Viele Veranstaltungen
Rund um den 100. Todestag des engagierten Predigers, Politikers und Pazifisten aus Bad Boll, Christoph Blumhardt, wurde seine Person und faszinierende Wirkung mit einer Feier an seinem Grab, einer Tagung, einem Fest und einem Gottesdienst in Erinnerung gerufen. Mit einer Feier und einer Kranzniederlegung durch Oberkirchenrat Professor Dr. Ulrich Heckel und den SPD Landtagsabgeordneten Andreas Stoch wurde am Grab des Visionärs Blumhardts gedacht. Beim Begegnungsabend am „Tempele“ unweit der Reha-Klinik Bad Boll wurden Worte von Blumhardt vorgelesen und Musik durch das Jubel-Brass-Quartett gespielt. Das Kurhaus war mittendrin in den Gedenkfeierlichkeiten, auch als Institution in der Nachfolge Blumhardts. Bei der Gedenkfeier auf dem Friedhof blickte Chefarzt Dr. Helmut Tüchert im Namen der Reha-Klinik und des Christophsbads auf diese Tradition. Blumhardt habe gesagt: Hier auf Erden einen Himmel schaffen, und er habe für sich hier einen Himmel geschaffen. Das Kurhaus stehe im Spannungsfeld zwischen Wohltätigkeit und Wirtschaftlichkeit, und er sei froh, dass es dem Christophsbad gelungen sei, es zu bewahren. Tüchert dankte allen Spendern, die zum Erhalt des Blumhardtfriedhofs beigetragen haben oder es noch tun.
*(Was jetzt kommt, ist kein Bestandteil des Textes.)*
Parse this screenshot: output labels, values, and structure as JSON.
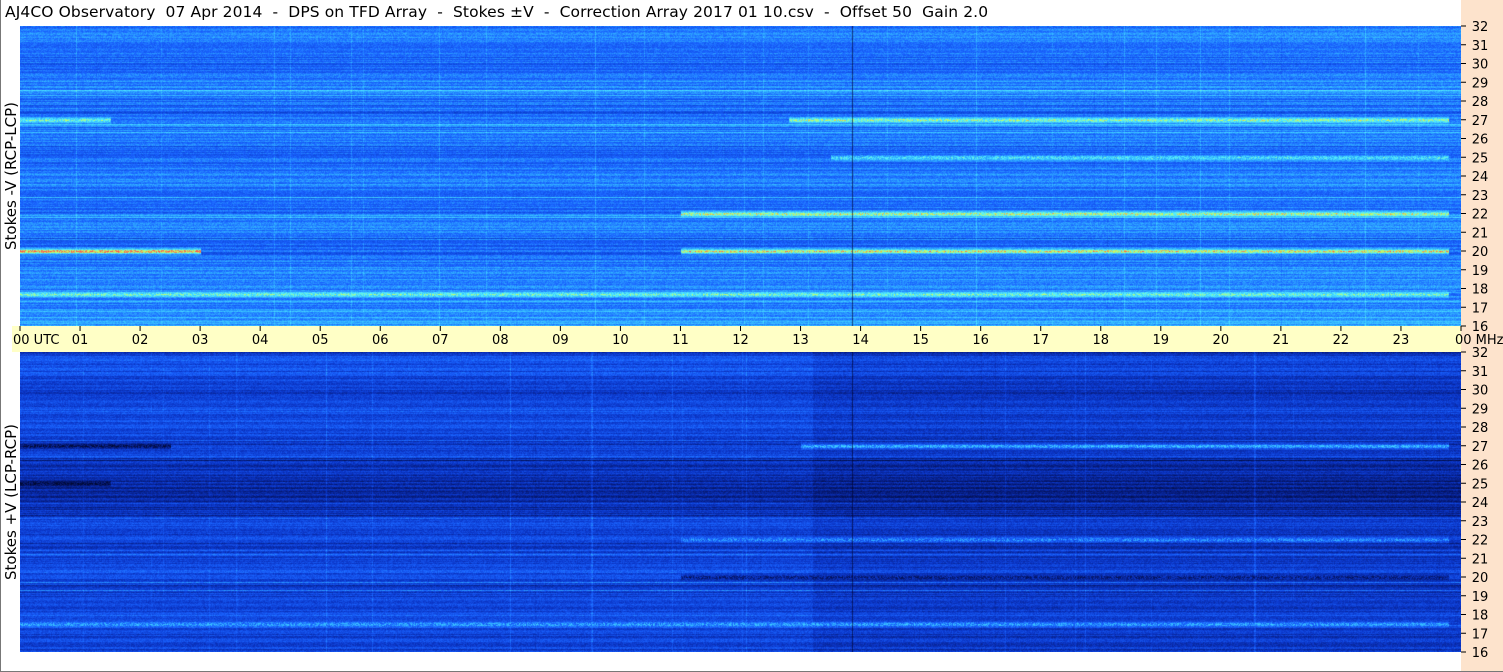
{
  "title": "AJ4CO Observatory  07 Apr 2014  -  DPS on TFD Array  -  Stokes ±V  -  Correction Array 2017 01 10.csv  -  Offset 50  Gain 2.0",
  "chart_data": [
    {
      "type": "heatmap",
      "panel": "top",
      "ylabel": "Stokes -V (RCP-LCP)",
      "x_ticks": [
        "00 UTC",
        "01",
        "02",
        "03",
        "04",
        "05",
        "06",
        "07",
        "08",
        "09",
        "10",
        "11",
        "12",
        "13",
        "14",
        "15",
        "16",
        "17",
        "18",
        "19",
        "20",
        "21",
        "22",
        "23",
        "00 MHz"
      ],
      "y_ticks": [
        "32",
        "31",
        "30",
        "29",
        "28",
        "27",
        "26",
        "25",
        "24",
        "23",
        "22",
        "21",
        "20",
        "19",
        "18",
        "17",
        "16"
      ],
      "xlim": [
        0,
        24
      ],
      "ylim": [
        16,
        32
      ],
      "x_units": "UTC hour",
      "y_units": "MHz",
      "colormap": [
        "#0a1e80",
        "#0b3fd0",
        "#1a63ff",
        "#33b7ff",
        "#55f0ff",
        "#c8ff60",
        "#ff5050"
      ],
      "features": [
        {
          "freq": 27.0,
          "time": [
            0,
            1.5
          ],
          "intensity": 0.7
        },
        {
          "freq": 27.0,
          "time": [
            12.8,
            23.8
          ],
          "intensity": 0.75
        },
        {
          "freq": 25.0,
          "time": [
            13.5,
            23.8
          ],
          "intensity": 0.6
        },
        {
          "freq": 22.0,
          "time": [
            11.0,
            23.8
          ],
          "intensity": 0.8
        },
        {
          "freq": 20.0,
          "time": [
            0,
            3.0
          ],
          "intensity": 0.95
        },
        {
          "freq": 20.0,
          "time": [
            11.0,
            23.8
          ],
          "intensity": 0.85
        },
        {
          "freq": 17.7,
          "time": [
            0,
            23.8
          ],
          "intensity": 0.7
        }
      ]
    },
    {
      "type": "heatmap",
      "panel": "bottom",
      "ylabel": "Stokes +V (LCP-RCP)",
      "x_ticks": [
        "00 UTC",
        "01",
        "02",
        "03",
        "04",
        "05",
        "06",
        "07",
        "08",
        "09",
        "10",
        "11",
        "12",
        "13",
        "14",
        "15",
        "16",
        "17",
        "18",
        "19",
        "20",
        "21",
        "22",
        "23",
        "00 MHz"
      ],
      "y_ticks": [
        "32",
        "31",
        "30",
        "29",
        "28",
        "27",
        "26",
        "25",
        "24",
        "23",
        "22",
        "21",
        "20",
        "19",
        "18",
        "17",
        "16"
      ],
      "xlim": [
        0,
        24
      ],
      "ylim": [
        16,
        32
      ],
      "x_units": "UTC hour",
      "y_units": "MHz",
      "colormap": [
        "#000830",
        "#061a78",
        "#0b36c8",
        "#1a63ff",
        "#33b7ff",
        "#55f0ff",
        "#c8ff60"
      ],
      "features": [
        {
          "freq": 27.0,
          "time": [
            0,
            2.5
          ],
          "intensity": 0.1
        },
        {
          "freq": 27.0,
          "time": [
            13.0,
            23.8
          ],
          "intensity": 0.65
        },
        {
          "freq": 25.0,
          "time": [
            0,
            1.5
          ],
          "intensity": 0.05
        },
        {
          "freq": 22.0,
          "time": [
            11.0,
            23.8
          ],
          "intensity": 0.55
        },
        {
          "freq": 20.0,
          "time": [
            11.0,
            23.8
          ],
          "intensity": 0.2
        },
        {
          "freq": 17.5,
          "time": [
            0,
            23.8
          ],
          "intensity": 0.6
        }
      ]
    }
  ]
}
Bei einer Tagung gab es einen Vortrag des bekannten Theologen, Professor Dr. Jürgen Moltmann, außerdem Impulse zu Blumhardts Literatursalon, fachübergreifende Gespräche sowie das Thema „Perspektiven für ein Weiterdenken“. Nach einem Fest im Kurpark feierte Landesbischof Frank Otfried July gestern in der Wandelhalle des Kurparks einen Gottesdienst.